Most Common Health Problems & Symptoms For Doberman Pinschers

Fetch Pet Insurance says of the insured Doberman Pinschers that dilated cardiomyopathy, gastroenteritis, and skin infections are common illnesses. The average costs for these health problems are:

  • Dilated cardiomyopathy: $1,794
  • Gastroenteritis: $891
  • Skin infections: $517

You have the option to pay for these illnesses out of your own pocket, or you can sign your dog up for pet insurance and have it covered. Pet insurance prevents you from having to make the hard decision between saying goodbye to your best friend and going bankrupt. Learn More About Pet Insurance.

Fetch Customer Testimonial For Cardiomyopathy

“As an employee of a veterinary clinic, I knew when I rescued my Doberman 2 years ago that they had a predisposition to a multitude of genetic problems, so pet insurance for my boy was a must. Four months ago, my worst fears came true when he was diagnosed with dilatory cardiomyopathy (heart failure) at only 4 years old. Even with my employee discounts, I knew as a recent college graduate living on a budget, I could never have afforded the medications, ultrasounds, radiographs, and visits to specialists my boy needed without Fetch. Sadly, his disease was a degenerative one & there was very little to do besides keep him comfortable. I wanted the very best treatment I could get him (he deserved only the best!) & pet insurance allowed me to give that.
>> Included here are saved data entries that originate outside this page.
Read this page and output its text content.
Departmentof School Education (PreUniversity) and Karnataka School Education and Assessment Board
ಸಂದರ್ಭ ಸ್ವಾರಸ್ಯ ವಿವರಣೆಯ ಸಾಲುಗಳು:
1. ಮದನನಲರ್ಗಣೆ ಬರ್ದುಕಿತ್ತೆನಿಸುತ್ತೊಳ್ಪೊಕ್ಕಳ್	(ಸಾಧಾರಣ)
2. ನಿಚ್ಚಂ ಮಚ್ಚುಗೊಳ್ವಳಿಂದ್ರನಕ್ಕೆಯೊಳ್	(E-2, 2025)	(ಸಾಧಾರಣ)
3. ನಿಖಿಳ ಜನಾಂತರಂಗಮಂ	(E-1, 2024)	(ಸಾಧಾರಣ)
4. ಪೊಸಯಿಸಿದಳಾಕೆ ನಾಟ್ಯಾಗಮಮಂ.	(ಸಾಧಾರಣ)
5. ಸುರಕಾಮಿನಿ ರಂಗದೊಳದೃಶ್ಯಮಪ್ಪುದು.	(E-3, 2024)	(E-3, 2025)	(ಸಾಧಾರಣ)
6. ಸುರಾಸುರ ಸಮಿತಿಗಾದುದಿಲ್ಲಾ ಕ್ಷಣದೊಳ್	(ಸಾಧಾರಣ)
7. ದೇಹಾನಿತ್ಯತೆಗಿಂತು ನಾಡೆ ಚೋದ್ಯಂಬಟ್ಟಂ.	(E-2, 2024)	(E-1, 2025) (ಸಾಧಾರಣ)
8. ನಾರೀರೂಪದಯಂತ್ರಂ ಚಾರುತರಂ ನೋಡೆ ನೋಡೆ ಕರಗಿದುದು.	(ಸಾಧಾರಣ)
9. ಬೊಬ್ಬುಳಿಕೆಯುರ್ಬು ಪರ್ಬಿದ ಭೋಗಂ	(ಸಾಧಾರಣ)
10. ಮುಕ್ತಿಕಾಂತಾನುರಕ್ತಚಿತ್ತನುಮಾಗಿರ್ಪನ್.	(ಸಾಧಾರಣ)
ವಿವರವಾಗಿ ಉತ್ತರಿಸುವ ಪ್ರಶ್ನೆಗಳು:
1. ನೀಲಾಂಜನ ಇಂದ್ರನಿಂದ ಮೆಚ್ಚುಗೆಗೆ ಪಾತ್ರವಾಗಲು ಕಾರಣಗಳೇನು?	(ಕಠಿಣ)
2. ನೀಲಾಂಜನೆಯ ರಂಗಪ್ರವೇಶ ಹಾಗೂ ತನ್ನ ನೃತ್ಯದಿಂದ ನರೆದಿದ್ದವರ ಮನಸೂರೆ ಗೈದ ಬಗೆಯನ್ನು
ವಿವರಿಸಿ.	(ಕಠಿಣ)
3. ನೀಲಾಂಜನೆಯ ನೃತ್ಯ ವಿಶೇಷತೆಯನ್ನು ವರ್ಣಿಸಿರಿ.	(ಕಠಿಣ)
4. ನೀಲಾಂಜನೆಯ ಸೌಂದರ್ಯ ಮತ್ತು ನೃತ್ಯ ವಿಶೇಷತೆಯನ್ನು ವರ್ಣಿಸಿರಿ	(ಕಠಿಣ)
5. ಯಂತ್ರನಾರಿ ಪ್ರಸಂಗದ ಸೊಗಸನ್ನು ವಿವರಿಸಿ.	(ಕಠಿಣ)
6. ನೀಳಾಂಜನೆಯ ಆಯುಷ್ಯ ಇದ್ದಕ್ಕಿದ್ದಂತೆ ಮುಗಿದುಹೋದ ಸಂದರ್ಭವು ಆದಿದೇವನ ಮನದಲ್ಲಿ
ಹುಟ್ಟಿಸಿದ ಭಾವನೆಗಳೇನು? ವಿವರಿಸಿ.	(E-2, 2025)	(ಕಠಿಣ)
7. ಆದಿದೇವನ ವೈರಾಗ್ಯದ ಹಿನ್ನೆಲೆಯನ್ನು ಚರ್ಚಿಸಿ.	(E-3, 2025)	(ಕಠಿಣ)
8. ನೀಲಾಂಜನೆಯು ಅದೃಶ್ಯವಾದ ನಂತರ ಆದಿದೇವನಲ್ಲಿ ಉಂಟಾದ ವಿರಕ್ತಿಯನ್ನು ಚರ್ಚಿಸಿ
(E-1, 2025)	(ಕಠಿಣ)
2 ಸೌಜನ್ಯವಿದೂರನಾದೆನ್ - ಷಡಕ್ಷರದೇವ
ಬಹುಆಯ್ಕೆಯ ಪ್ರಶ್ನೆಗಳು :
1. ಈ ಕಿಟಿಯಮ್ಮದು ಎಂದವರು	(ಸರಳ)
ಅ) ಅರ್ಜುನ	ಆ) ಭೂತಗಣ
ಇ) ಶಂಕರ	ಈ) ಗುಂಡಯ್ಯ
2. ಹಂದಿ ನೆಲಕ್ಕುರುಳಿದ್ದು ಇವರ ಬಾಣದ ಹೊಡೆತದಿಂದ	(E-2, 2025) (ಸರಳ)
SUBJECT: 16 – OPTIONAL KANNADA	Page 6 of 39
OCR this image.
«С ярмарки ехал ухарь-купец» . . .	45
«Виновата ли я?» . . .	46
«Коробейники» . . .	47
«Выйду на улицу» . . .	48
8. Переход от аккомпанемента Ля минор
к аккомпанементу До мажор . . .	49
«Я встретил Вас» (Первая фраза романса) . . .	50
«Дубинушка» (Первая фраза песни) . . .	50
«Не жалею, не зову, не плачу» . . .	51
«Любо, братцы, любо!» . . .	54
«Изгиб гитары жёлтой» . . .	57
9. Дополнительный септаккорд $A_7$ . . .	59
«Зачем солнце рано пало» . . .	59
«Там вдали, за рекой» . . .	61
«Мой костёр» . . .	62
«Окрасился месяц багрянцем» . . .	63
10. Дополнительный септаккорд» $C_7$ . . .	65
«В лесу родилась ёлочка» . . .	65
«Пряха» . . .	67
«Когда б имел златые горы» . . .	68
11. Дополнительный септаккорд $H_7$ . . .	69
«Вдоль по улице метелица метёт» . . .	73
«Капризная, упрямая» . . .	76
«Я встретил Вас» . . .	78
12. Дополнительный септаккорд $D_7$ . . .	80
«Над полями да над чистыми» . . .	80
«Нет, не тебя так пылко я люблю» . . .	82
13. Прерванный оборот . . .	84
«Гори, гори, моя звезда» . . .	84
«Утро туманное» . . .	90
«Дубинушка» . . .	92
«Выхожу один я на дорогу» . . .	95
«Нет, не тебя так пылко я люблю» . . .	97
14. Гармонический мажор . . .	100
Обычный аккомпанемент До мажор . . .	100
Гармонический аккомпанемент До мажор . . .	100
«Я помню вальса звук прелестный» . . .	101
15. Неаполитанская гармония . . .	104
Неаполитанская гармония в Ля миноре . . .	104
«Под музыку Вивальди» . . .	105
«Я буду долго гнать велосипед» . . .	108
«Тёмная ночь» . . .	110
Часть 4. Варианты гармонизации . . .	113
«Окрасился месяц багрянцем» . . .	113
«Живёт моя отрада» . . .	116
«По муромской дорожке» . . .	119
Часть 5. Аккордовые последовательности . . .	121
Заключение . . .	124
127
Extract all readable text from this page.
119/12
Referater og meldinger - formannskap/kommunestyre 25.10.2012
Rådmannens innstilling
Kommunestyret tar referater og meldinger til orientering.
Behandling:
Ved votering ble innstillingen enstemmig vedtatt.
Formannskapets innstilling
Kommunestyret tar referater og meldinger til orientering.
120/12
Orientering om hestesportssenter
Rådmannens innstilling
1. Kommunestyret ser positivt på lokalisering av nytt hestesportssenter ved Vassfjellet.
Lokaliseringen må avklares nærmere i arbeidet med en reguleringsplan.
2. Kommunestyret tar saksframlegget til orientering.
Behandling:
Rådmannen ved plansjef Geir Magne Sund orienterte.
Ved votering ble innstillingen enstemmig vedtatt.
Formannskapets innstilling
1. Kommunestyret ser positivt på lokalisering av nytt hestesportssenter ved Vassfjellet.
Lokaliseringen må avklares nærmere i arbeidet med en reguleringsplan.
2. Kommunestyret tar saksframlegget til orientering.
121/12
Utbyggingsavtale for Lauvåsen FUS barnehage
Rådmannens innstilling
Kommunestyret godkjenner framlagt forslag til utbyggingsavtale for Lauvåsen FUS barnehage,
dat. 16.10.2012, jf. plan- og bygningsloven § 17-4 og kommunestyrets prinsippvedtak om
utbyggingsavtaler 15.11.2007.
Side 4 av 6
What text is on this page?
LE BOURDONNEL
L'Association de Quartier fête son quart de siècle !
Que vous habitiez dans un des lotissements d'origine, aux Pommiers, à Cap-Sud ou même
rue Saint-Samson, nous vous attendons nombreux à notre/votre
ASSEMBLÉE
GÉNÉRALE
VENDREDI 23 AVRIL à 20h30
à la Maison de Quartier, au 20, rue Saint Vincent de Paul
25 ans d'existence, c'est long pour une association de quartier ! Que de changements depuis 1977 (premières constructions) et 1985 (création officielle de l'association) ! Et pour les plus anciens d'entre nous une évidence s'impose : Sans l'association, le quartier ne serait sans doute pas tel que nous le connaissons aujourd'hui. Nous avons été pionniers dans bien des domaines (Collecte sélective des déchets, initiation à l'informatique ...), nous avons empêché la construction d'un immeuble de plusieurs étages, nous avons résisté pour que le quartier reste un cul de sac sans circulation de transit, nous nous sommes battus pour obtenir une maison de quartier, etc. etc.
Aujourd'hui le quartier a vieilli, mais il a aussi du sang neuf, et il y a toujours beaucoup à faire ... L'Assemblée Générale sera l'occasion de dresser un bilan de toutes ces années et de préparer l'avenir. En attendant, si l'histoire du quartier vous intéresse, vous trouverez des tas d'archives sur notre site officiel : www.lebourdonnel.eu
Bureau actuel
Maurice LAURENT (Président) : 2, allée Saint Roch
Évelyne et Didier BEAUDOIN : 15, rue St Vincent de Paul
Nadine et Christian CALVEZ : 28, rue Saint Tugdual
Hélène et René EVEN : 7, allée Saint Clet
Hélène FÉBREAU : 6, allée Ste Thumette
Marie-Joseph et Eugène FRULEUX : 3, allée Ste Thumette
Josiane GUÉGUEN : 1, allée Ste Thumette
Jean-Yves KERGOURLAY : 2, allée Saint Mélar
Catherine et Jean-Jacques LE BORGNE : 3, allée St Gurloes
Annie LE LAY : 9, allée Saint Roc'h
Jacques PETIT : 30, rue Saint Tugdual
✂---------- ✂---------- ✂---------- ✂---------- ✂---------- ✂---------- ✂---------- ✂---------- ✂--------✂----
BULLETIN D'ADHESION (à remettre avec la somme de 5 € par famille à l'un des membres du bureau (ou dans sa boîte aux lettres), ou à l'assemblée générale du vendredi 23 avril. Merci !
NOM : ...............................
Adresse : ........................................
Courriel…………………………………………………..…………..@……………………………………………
While I miss him terribly, I cannot express how much Fetch Insurance helped me through this difficult time.” – Kristen H.

Doberman Pinschers Are Smart & Make Good Guard Dogs

Doberman Pinschers can be wonderful additions to your family. In fact, Doberman Pinschers are one of the top 10 smartest dog breeds. They are also known to be good guard dogs for families. Just make sure you give them plenty of exercise, and we’re sure you’ll fall in love with them.